Bundesgerichtshof Beschluss, 04. Sept. 2019 - XII ZB 148/19
Gericht
Richter
BUNDESGERICHTSHOF
Der XII. Zivilsenat des Bundesgerichtshofs hat am 4. September 2019 durch den Vorsitzenden Richter Dose, die Richter Prof. Dr. Klinkhammer, Dr. Günter und Dr. Botur und die Richterin Dr. Krüger
beschlossen:
Gründe:
I.
- 1
- Das Amtsgericht hat für den Betroffenen nach Einholung eines Sachverständigengutachtens eine Betreuung mit dem Aufgabenkreis Gesundheitssorge , Aufenthaltsbestimmung, Vertretung gegenüber Behörden, Versicherungen, Renten- und Sozialleistungsträgern, Abschluss von Verträgen jeglicher Art, Unterbringung in einer geschlossenen Abteilung und unterbringungsähnliche Maßnahmen und Vermögenssorge eingerichtet sowie die Beteiligte zu 1 zur Betreuerin bestellt. Es hat zudem einen auf die Vermögenssorge bezogenen Einwilligungsvorbehalt angeordnet.
- 2
- Dagegen hat der Betroffene Einwände erhoben, die von den Vorinstanzen als Beschwerde betrachtet worden sind.
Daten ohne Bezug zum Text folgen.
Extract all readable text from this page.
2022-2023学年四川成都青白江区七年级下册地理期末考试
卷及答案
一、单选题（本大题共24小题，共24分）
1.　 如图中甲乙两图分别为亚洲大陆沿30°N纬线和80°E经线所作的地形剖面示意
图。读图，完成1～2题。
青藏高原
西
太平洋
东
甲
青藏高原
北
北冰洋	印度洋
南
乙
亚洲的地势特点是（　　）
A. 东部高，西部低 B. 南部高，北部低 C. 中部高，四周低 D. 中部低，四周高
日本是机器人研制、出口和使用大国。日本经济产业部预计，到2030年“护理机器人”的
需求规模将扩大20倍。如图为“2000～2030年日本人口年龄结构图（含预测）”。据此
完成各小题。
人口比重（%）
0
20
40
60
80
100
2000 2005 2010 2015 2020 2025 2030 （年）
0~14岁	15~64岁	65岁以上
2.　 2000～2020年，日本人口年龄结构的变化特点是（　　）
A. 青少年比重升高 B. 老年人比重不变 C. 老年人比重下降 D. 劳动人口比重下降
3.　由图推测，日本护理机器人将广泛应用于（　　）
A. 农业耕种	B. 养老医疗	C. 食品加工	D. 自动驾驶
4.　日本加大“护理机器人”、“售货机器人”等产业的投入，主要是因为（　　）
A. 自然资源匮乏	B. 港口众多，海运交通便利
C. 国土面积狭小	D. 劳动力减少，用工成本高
Das Landgericht hat einen Verfahrenspfleger bestellt und die Beschwerde sodann ohne erneute Anhörung zurückgewiesen. Mit der von ihm eingelegten Rechtsbeschwerde wendet sich der Betroffene gegen die Einrichtung der Betreuung.
II.
- 3
- Die Rechtsbeschwerde ist begründet. Die angefochtene Entscheidung ist, wie der Betroffene mit Recht rügt, verfahrensfehlerhaft ergangen.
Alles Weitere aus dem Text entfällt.